According to the statement of facts from Manhattan D.A. Cy Vance Jr., in March 2015, Modi, then head of Noble Titan Holdings, approached the office of LLD—owned by diamond baron Lev Leviev—about buying nearly $800,000 worth of diamonds on credit, claiming that he wanted to sell them to Costco.
The D.A. charged that none of the diamonds were sold to Costco, but that instead Modi pawned them at Modell Collateral Loans for a short-term loan.
In April and May of 2015, Modi took another $1 million in diamonds from LLD for purported sales to Costco, according to the D.A.’s statement. And while Modi did make some payments to LLD, he used the majority of the proceeds for personal use and other business expenses, prosecutors said—while explaining his failure to pay back the rest as resulting from a “Costco fulfillment error.”
In August 2015, LLD gave Modi more diamonds on consignment, this time requiring that Modi obtain prior authorization before making any sales, as he already owed the company nearly $1 million, the D.A. said. Modi pawned the majority of diamonds at Modell, and sold the remainder to various retailers at a steep discount from the listed consignment price, according to prosectors.

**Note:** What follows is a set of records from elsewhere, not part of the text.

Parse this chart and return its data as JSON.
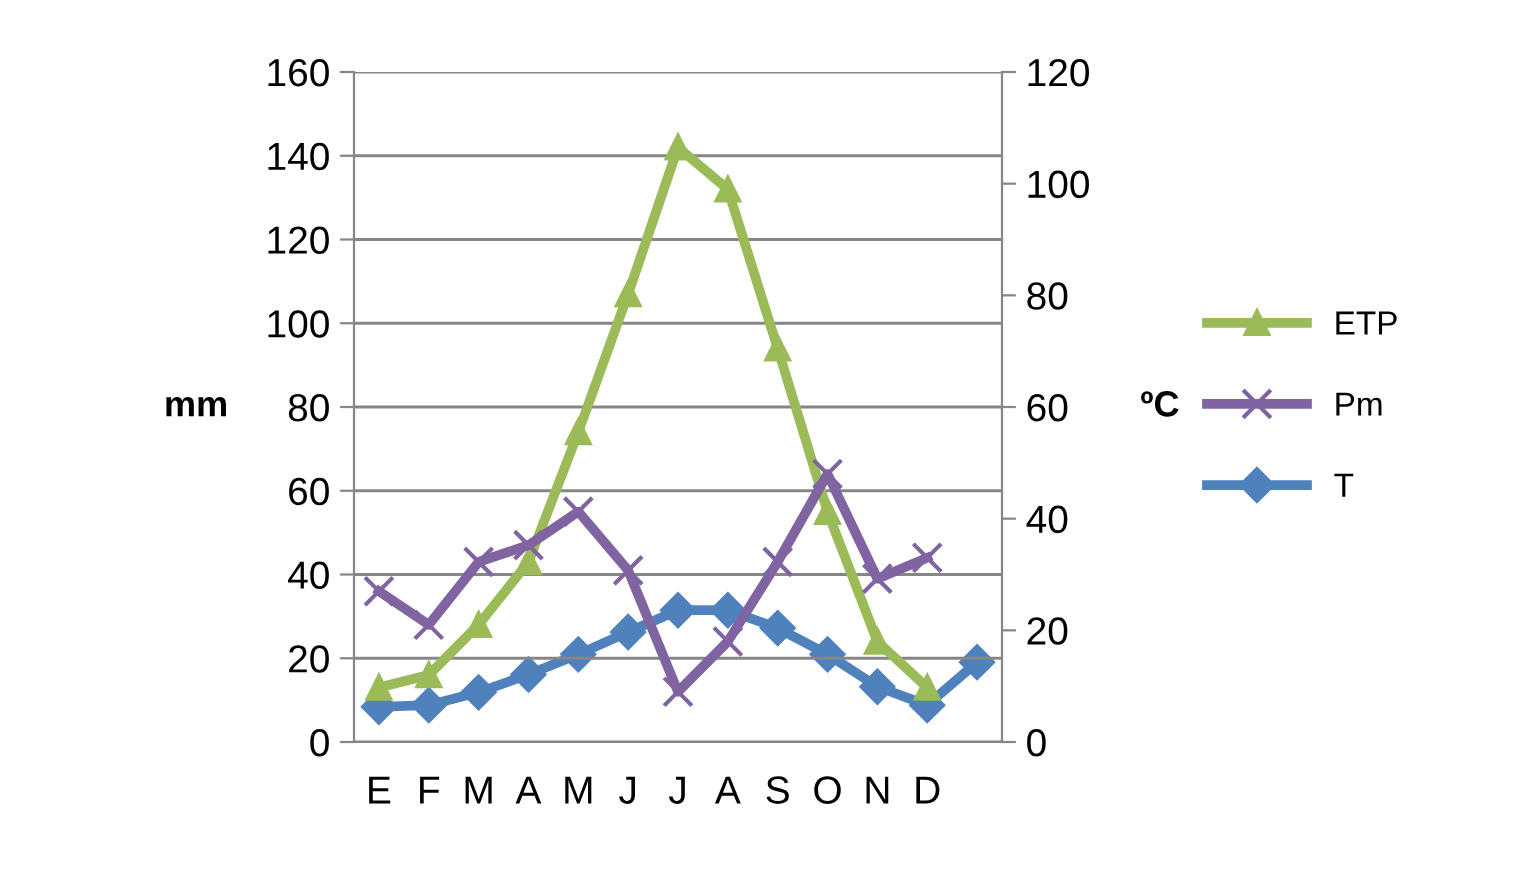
{
  "chart_data": {
    "type": "line",
    "categories": [
      "E",
      "F",
      "M",
      "A",
      "M",
      "J",
      "J",
      "A",
      "S",
      "O",
      "N",
      "D",
      null
    ],
    "ylabel": "mm",
    "y2label": "ºC",
    "ylim": [
      0,
      160
    ],
    "yticks": [
      0,
      20,
      40,
      60,
      80,
      100,
      120,
      140,
      160
    ],
    "y2lim": [
      0,
      120
    ],
    "y2ticks": [
      0,
      20,
      40,
      60,
      80,
      100,
      120
    ],
    "grid": "y",
    "legend": "right",
    "line_style": "solid",
    "series": [
      {
        "name": "ETP",
        "color": "#9bbb59",
        "marker": "triangle",
        "values": [
          13,
          16,
          28,
          43,
          74,
          107,
          142,
          132,
          94,
          55,
          24,
          13,
          null
        ]
      },
      {
        "name": "Pm",
        "color": "#8064a2",
        "marker": "cross",
        "values": [
          36,
          28,
          43,
          47,
          55,
          41,
          12,
          24,
          43,
          64,
          39,
          44,
          null
        ]
      },
      {
        "name": "T",
        "color": "#4f81bd",
        "marker": "diamond",
        "axis": "y2",
        "values": [
          6.3,
          6.6,
          8.9,
          12.1,
          15.7,
          19.7,
          23.6,
          23.6,
          20.4,
          15.7,
          9.9,
          6.6,
          14.3
        ]
      }
    ]
  }
}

LLD had previously brought civil litigation against Modi. So far, he has paid back $1.2 million of the $2.6 million, according to the D.A.’s statement of facts.
Modi’s lawyer, Roger J. Bernstein, tells JCK: “This is in reality a commercial dispute. The district attorney’s charges are only allegations, not facts, and my client has pled not guilty because he is not guilty.”
Modi is the stepbrother of noted diamond trader Nirav Modi, who has been charged with defrauding India’s Punjab National Bank of $2 billion. Nirav is currently in custody in London. Their uncle, Mehul Choksi, former chairman of Samuels’ parent company Gitanjai, has also been charged with bank fraud.
Like his brother and uncle, Nehal also faces legal trouble in India. In 2019, he was reportedly charged with funneling his brother’s bank loan to Bailey Banks & Biddle, the U.S. retailer that has since gone out of business.
Bernstein responds: “As to the charges in India that have brought against dozens of people in dragnet fashion, [Nehal Modi] was never a party to the bank transactions there and is not guilty of any wrongdoing.”
Samuels, once one of the largest jewelers in the United States, liquidated in 2019.
This story has been updated with a response from Modi’s lawyer.